Strengthening LLMs Against Prompt Injection

The Dual LLM Model to protect against prompt injection

The Dual LLM Model Concept was introduced by Simon Willison in April 2023. The concept of prompt injection—where a malicious command is embedded within legitimate input to influence a Large Language Model (LLM) into unintended actions—poses a significant challenge in developing secure AI assistants. As businesses increasingly use LLM-powered AI assistants that interact with private data and trusted tools, mitigating prompt injection risks is critical.

One compelling approach to minimizing these vulnerabilities is through a Dual LLM pattern, where two separate LLM instances, labeled as "Privileged" and "Quarantined," work together to securely process different types of data. The Privileged LLM handles trusted user inputs and has access to perform actions (such as sending emails or searching databases). In contrast, the Quarantined LLM manages untrusted data, such as inputs from public websites or user-generated content, without tool access. This pattern ensures that sensitive commands and untrusted inputs are processed in isolated spaces, reducing potential exploitations.
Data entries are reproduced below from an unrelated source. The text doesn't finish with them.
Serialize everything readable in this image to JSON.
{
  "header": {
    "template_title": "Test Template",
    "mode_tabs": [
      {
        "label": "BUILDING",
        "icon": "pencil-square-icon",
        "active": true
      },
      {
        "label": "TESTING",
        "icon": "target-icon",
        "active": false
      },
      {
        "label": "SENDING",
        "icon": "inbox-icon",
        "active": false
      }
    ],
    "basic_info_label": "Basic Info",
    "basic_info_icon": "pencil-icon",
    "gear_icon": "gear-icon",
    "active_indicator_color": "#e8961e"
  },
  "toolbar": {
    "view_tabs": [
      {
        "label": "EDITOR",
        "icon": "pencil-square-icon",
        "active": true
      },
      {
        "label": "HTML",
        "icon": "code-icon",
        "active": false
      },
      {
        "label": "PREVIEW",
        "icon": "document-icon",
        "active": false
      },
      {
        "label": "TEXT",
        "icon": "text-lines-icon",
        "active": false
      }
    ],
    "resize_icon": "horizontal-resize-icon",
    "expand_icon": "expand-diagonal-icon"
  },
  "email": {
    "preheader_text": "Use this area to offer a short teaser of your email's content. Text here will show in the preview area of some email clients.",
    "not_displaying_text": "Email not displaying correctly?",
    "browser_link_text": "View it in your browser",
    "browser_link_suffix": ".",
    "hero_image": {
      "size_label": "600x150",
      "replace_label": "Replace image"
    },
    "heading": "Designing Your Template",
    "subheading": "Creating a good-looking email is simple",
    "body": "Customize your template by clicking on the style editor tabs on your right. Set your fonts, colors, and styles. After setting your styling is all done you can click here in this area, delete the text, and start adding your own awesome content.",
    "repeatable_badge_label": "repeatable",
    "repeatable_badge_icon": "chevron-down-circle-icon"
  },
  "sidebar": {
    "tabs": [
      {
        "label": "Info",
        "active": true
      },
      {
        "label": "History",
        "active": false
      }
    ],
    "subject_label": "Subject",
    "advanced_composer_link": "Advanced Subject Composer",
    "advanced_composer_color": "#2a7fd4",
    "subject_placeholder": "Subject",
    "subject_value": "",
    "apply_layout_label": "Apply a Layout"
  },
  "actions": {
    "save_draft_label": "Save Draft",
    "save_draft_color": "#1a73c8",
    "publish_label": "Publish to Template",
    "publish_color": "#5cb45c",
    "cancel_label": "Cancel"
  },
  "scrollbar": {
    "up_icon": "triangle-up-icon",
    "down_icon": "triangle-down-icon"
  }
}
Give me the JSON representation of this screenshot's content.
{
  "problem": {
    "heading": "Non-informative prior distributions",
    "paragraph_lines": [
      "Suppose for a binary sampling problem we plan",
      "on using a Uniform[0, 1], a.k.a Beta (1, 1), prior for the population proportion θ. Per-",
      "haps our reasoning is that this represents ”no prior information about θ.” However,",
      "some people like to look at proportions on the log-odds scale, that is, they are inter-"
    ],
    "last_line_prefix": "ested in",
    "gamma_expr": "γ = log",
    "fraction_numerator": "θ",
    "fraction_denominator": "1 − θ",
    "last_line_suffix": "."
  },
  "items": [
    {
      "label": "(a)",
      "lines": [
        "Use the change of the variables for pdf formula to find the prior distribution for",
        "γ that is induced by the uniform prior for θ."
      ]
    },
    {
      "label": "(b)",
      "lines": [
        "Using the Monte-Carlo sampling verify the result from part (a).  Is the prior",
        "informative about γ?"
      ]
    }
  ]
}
To ensure sensitive commands remain secure, a Controller layer mediates between the two models. For instance, if a user requests an email summary, the Privileged LLM instructs the Controller to retrieve emails and pass them to the Quarantined LLM, which processes the content. The Controller then handles the Quarantined LLM’s output as a protected variable, which prevents the Privileged LLM from being exposed to any potentially malicious content. This setup effectively keeps maliciously manipulated outputs from entering the action-capable Privileged LLM’s processing stream.
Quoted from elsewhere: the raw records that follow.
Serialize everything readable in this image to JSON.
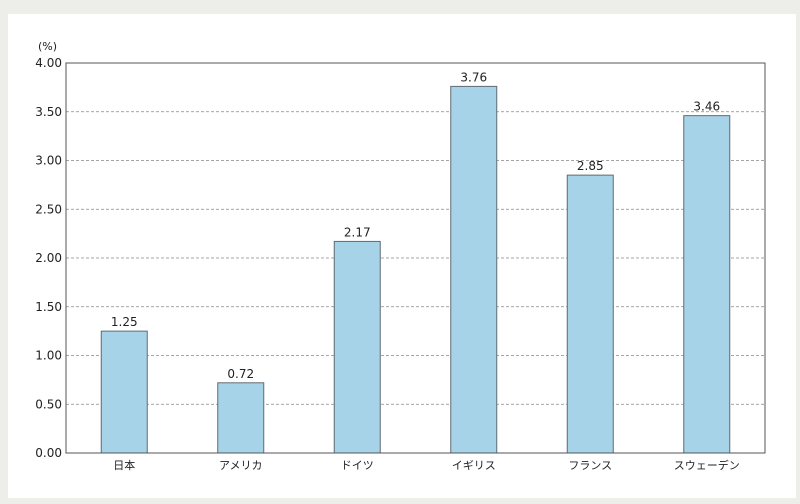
{
  "colors": {
    "bar_fill": "#a7d3e8",
    "bar_stroke": "#5f6b73",
    "grid": "#888888",
    "axis": "#555555"
  },
  "chart_data": {
    "type": "bar",
    "unit_label": "(%)",
    "categories": [
      "日本",
      "アメリカ",
      "ドイツ",
      "イギリス",
      "フランス",
      "スウェーデン"
    ],
    "values": [
      1.25,
      0.72,
      2.17,
      3.76,
      2.85,
      3.46
    ],
    "value_labels": [
      "1.25",
      "0.72",
      "2.17",
      "3.76",
      "2.85",
      "3.46"
    ],
    "yticks": [
      "0.00",
      "0.50",
      "1.00",
      "1.50",
      "2.00",
      "2.50",
      "3.00",
      "3.50",
      "4.00"
    ],
    "ylim": [
      0,
      4
    ],
    "grid": true,
    "legend": "none"
  }
}
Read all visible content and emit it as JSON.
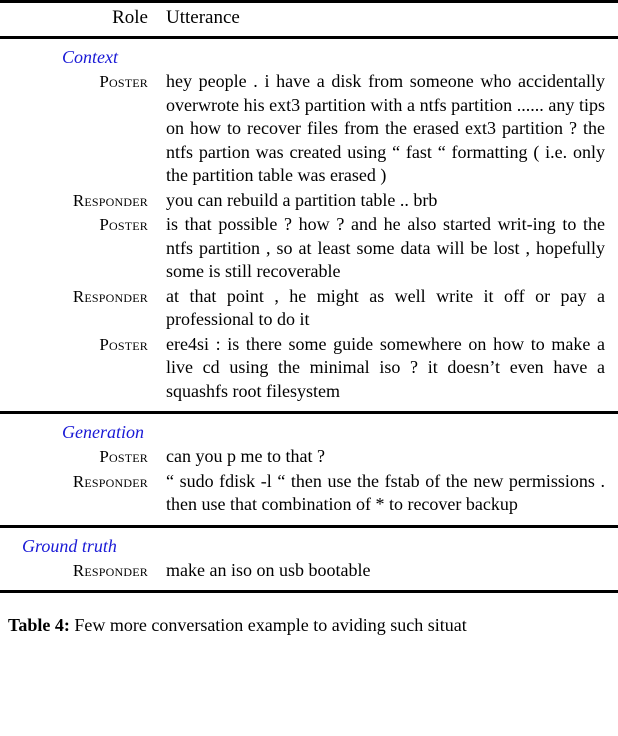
{
  "table": {
    "headers": {
      "role": "Role",
      "utterance": "Utterance"
    },
    "accent_color": "#1a1ad6",
    "sections": [
      {
        "label": "Context",
        "rows": [
          {
            "role": "Poster",
            "text": "hey people .  i have a disk from someone who accidentally overwrote his ext3 partition with a ntfs partition ...... any tips on how to recover files from the erased ext3 partition ?  the ntfs partion was created using “ fast “ formatting ( i.e.  only the partition table was erased )"
          },
          {
            "role": "Responder",
            "text": "you can rebuild a partition table .. brb"
          },
          {
            "role": "Poster",
            "text": "is that possible ?  how ?  and he also started writ-ing to the ntfs partition , so at least some data will be lost , hopefully some is still recoverable"
          },
          {
            "role": "Responder",
            "text": "at that point , he might as well write it off or pay a professional to do it"
          },
          {
            "role": "Poster",
            "text": "ere4si : is there some guide somewhere on how to make a live cd using the minimal iso ? it doesn’t even have a squashfs root filesystem"
          }
        ]
      },
      {
        "label": "Generation",
        "rows": [
          {
            "role": "Poster",
            "text": "can you p me to that ?"
          },
          {
            "role": "Responder",
            "text": "“ sudo fdisk -l “ then use the fstab of the new permissions .  then use that combination of * to recover backup"
          }
        ]
      },
      {
        "label": "Ground truth",
        "rows": [
          {
            "role": "Responder",
            "text": "make an iso on usb bootable"
          }
        ]
      }
    ]
  },
  "caption": {
    "number": "Table 4:",
    "text": "Few more conversation example to aviding such situat"
  }
}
However, this layered setup is not entirely foolproof. Social engineering remains a risk, where attackers might trick users into copying and pasting secure information out of the AI environment. While adding extra prompts or warnings for potential copy-paste threats might help, vigilance is essential.
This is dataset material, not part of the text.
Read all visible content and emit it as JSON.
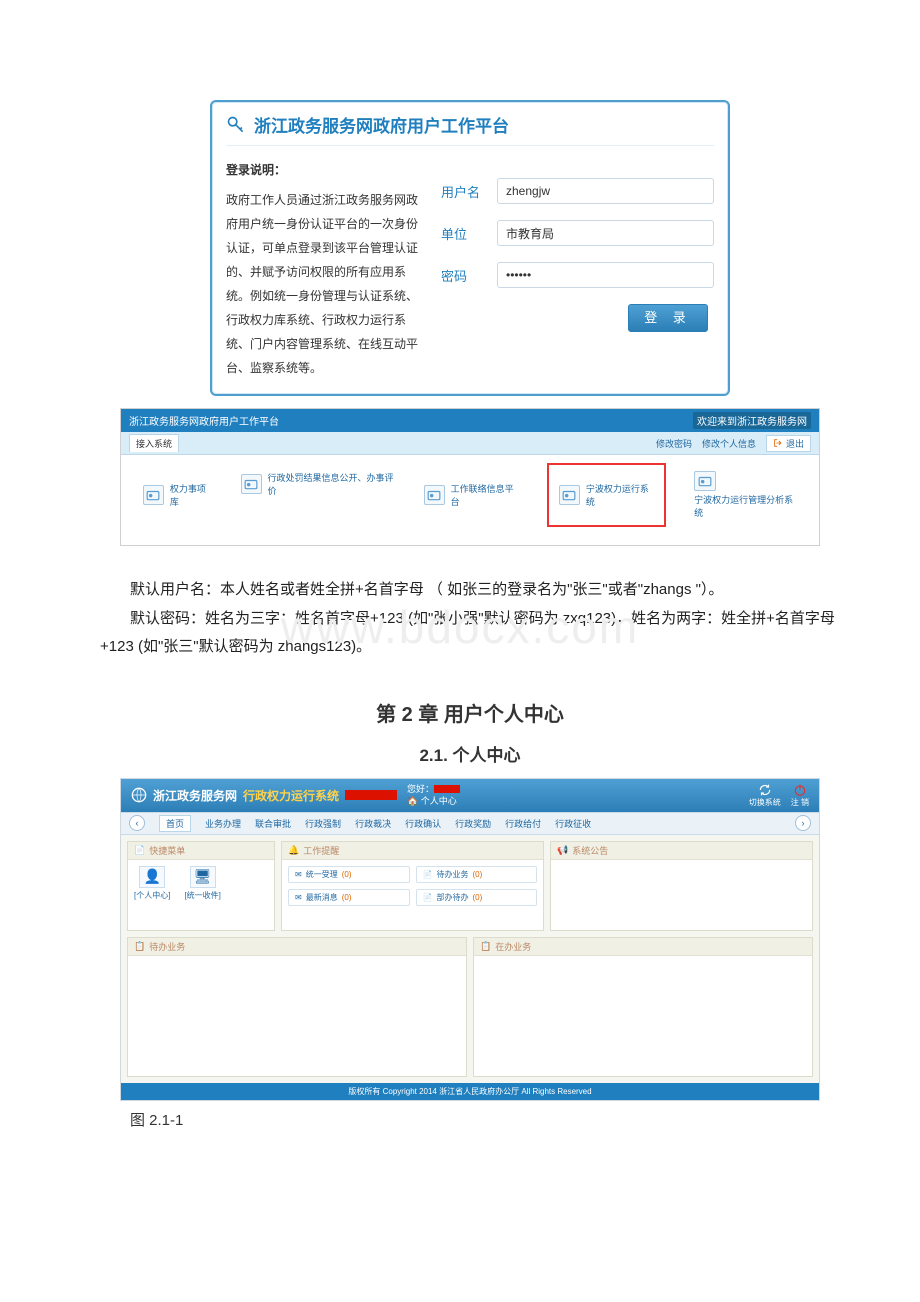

Sazakan is a dedicated tool that aids developers in identifying and mitigating prompt injection risks within AI models. By simulating prompt injection and testing the robustness of dual-model setups, Sazakan enables the safe and effective development of AI systems that safeguard user data. It provides a crucial layer of security by allowing companies to proactively address risks before they compromise sensitive information.

Ultimately, building secure AI systems requires balancing functionality with a complex array of safeguards, and tools like Sazakan make this endeavor far more achievable. By applying rigorous security frameworks and continuously testing for vulnerabilities, developers can create AI solutions that responsibly manage prompt injection risks, providing safer AI assistants for users everywhere.